—Llama a Salvador —le dijo Vicente cuando el auto ya avanzaba.
—Ajá. —Martina asintió y buscó el teléfono—. ¿Dónde está? ¿Se me perdió?
—¿No estará en tu bolsa? —él señaló el bolso a su lado.
—¡Cierto! —rió, atolondrada—. Ya ni me acordaba.
Estiró la mano y se ladeó más de la cuenta.
—¡Cuidado!
Vicente la sostuvo del brazo; de no hacerlo, ya estaría en el piso del coche.
—Estoy bien… —musitó.
—Siéntate derecha. —Con una mano la afirmó y con la otra abrió el bolso, encontró el teléfono y se lo pasó—. Toma.
—Gracias.
Marcó.
—¿Aló? —Salvador venía de regreso; se le notaba la sonrisa en la voz—. ¿Te desesperaste?

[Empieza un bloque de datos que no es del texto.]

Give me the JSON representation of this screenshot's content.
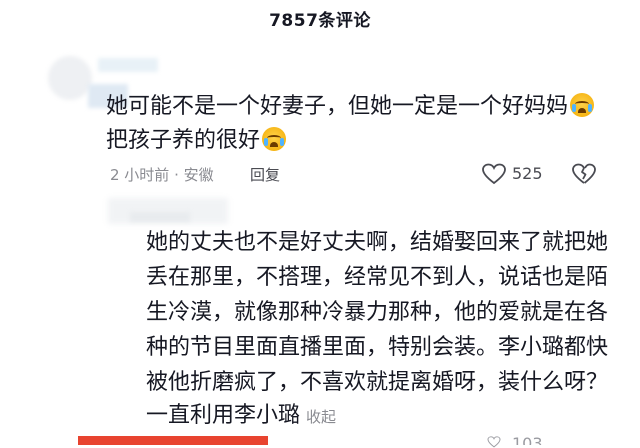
{
  "header": {
    "title": "7857条评论"
  },
  "comments": [
    {
      "line1": "她可能不是一个好妻子，但她一定是一个好妈妈",
      "line2": "把孩子养的很好",
      "time_location": "2 小时前 · 安徽",
      "reply_label": "回复",
      "likes": "525",
      "emoji_icon": "loudly-crying-face-icon"
    },
    {
      "lines": [
        "她的丈夫也不是好丈夫啊，结婚娶回来了就把她",
        "丢在那里，不搭理，经常见不到人，说话也是陌",
        "生冷漠，就像那种冷暴力那种，他的爱就是在各",
        "种的节目里面直播里面，特别会装。李小璐都快",
        "被他折磨疯了，不喜欢就提离婚呀，装什么呀？",
        "一直利用李小璐"
      ],
      "collapse_label": "收起",
      "likes_partial": "103"
    }
  ],
  "colors": {
    "accent_red": "#e8432f",
    "text_primary": "#161823",
    "text_secondary": "#8a8b91"
  }
}
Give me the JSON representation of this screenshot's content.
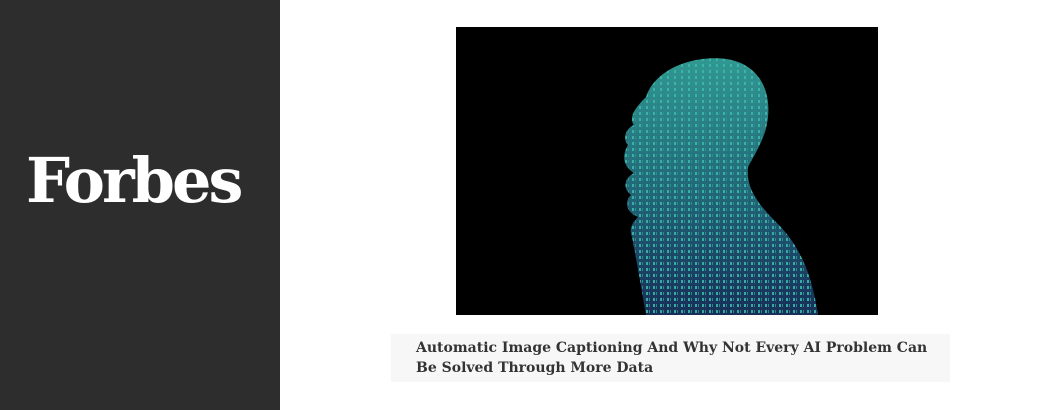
{
  "brand": {
    "logo_text": "Forbes",
    "sidebar_color": "#2d2d2d"
  },
  "article": {
    "image_icon": "binary-head-silhouette",
    "title": "Automatic Image Captioning And Why Not Every AI Problem Can Be Solved Through More Data"
  },
  "colors": {
    "image_background": "#000000",
    "digit_teal": "#3bb8a8",
    "digit_blue": "#2f5fb0",
    "caption_background": "#f7f7f7",
    "caption_text": "#333333"
  }
}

—No. —Martina se apretó la sien—. Para decirte que no vengas. Ya voy camino a casa.
—¿Cómo? ¿No quedamos en que te recogía? ¿Con quién te vas?
—Con… un coche. —La cabeza le latía—. Qué fastidioso eres. Sigue en lo tuyo. Ya llego.
Colgó y, como niña, le devolvió el teléfono a Vicente.
—Listo.
—Bien —él guardó el celular en el bolso.